Our immigration system is badly broken. Although our borders have become far more secure in recent years, too many people seeking illegal entry get through. We have no way to track whether the millions who enter the United States on valid visas each year leave when they are supposed to. And employers are burdened by a complicated system for verifying workers' immigration status.

The proposal was met with praise [press release] from President Barack Obama, who encouraged the senators to draft corresponding legislation.

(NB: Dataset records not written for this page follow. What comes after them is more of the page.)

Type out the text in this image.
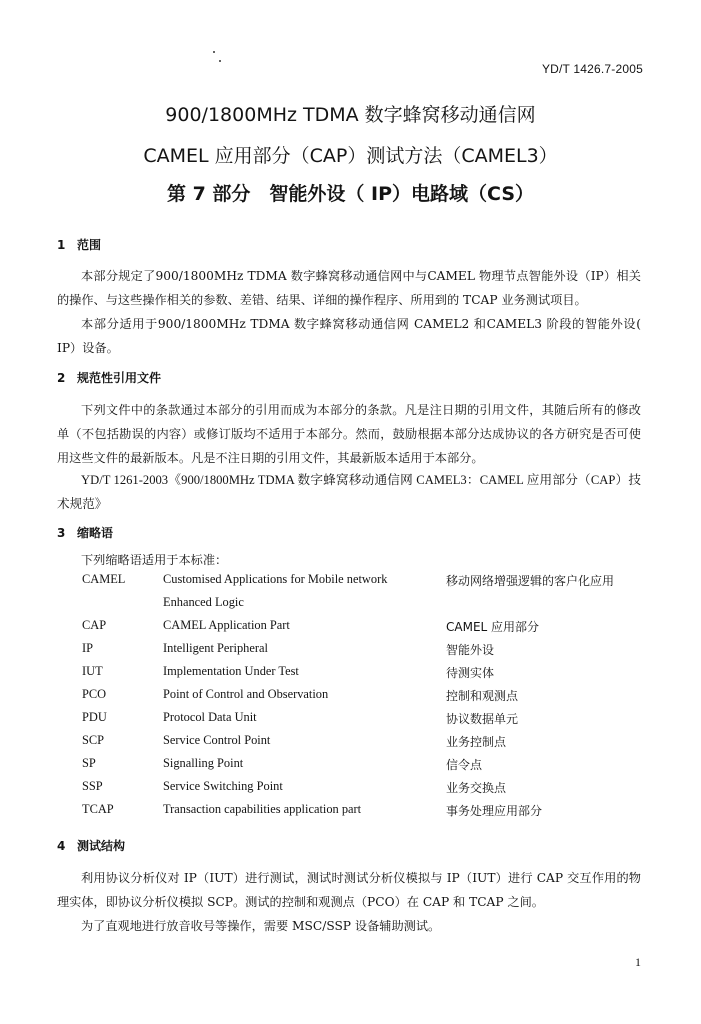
YD/T 1426.7-2005
900/1800MHz TDMA 数字蜂窝移动通信网
CAMEL 应用部分（CAP）测试方法（CAMEL3）
第 7 部分　智能外设（ IP）电路域（CS）
1 范围

本部分规定了900/1800MHz TDMA 数字蜂窝移动通信网中与CAMEL 物理节点智能外设（IP）相关的操作、与这些操作相关的参数、差错、结果、详细的操作程序、所用到的 TCAP 业务测试项目。

本部分适用于900/1800MHz TDMA 数字蜂窝移动通信网 CAMEL2 和CAMEL3 阶段的智能外设( IP）设备。

2 规范性引用文件

下列文件中的条款通过本部分的引用而成为本部分的条款。凡是注日期的引用文件，其随后所有的修改单（不包括勘误的内容）或修订版均不适用于本部分。然而，鼓励根据本部分达成协议的各方研究是否可使用这些文件的最新版本。凡是不注日期的引用文件，其最新版本适用于本部分。

YD/T 1261-2003《900/1800MHz TDMA 数字蜂窝移动通信网 CAMEL3：CAMEL 应用部分（CAP）技术规范》

3 缩略语
下列缩略语适用于本标准：
CAMEL	Customised Applications for Mobile network	移动网络增强逻辑的客户化应用
Enhanced Logic
CAP	CAMEL Application Part	CAMEL 应用部分
IP	Intelligent Peripheral	智能外设
IUT	Implementation Under Test	待测实体
PCO	Point of Control and Observation	控制和观测点
PDU	Protocol Data Unit	协议数据单元
SCP	Service Control Point	业务控制点
SP	Signalling Point	信令点
SSP	Service Switching Point	业务交换点
TCAP	Transaction capabilities application part	事务处理应用部分
4 测试结构

利用协议分析仪对 IP（IUT）进行测试，测试时测试分析仪模拟与 IP（IUT）进行 CAP 交互作用的物理实体，即协议分析仪模拟 SCP。测试的控制和观测点（PCO）在 CAP 和 TCAP 之间。

为了直观地进行放音收号等操作，需要 MSC/SSP 设备辅助测试。

1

The Office of Immigration Statistics of the US Department of Homeland Security (DHS) [official website] released a report [text, PDF; JURIST report] in February estimating that the total number of illegal immigrants living in the US fell to 10.8 million during the year ending in January 2009, a seven percent decline from the previous year. In December, Democratic lawmakers introduced an immigration reform bill [JURIST report] in the US House of Representatives [official website] that would give undocumented immigrants an easier path to seek legal status in the country. The proposed legislation, titled the Comprehensive Immigration Reform for America's Security and Prosperity Act of 2009 (CIR ASAP) [bill summary, PDF], follows the Obama administration's announcement [JURIST report] that it would seek immigration reform early in 2010. In November, DHS Secretary Janet Napolitano [official profile] said that the proposed reform legislation would be a "three-legged stool" that combines effective and fair enforcement, an improved process for legal immigration, and a "firm but fair way" to deal with illegal immigrants who are already in the US. The proposed bill is also the first attempt at immigration reform since the failed [JURIST report] Comprehensive Immigration Reform Bill [S 1639 materials] in 2007. At that time, detractors called the bill too lenient on illegal immigrants and said that by granting legal status to illegal aliens, the US was granting "amnesty."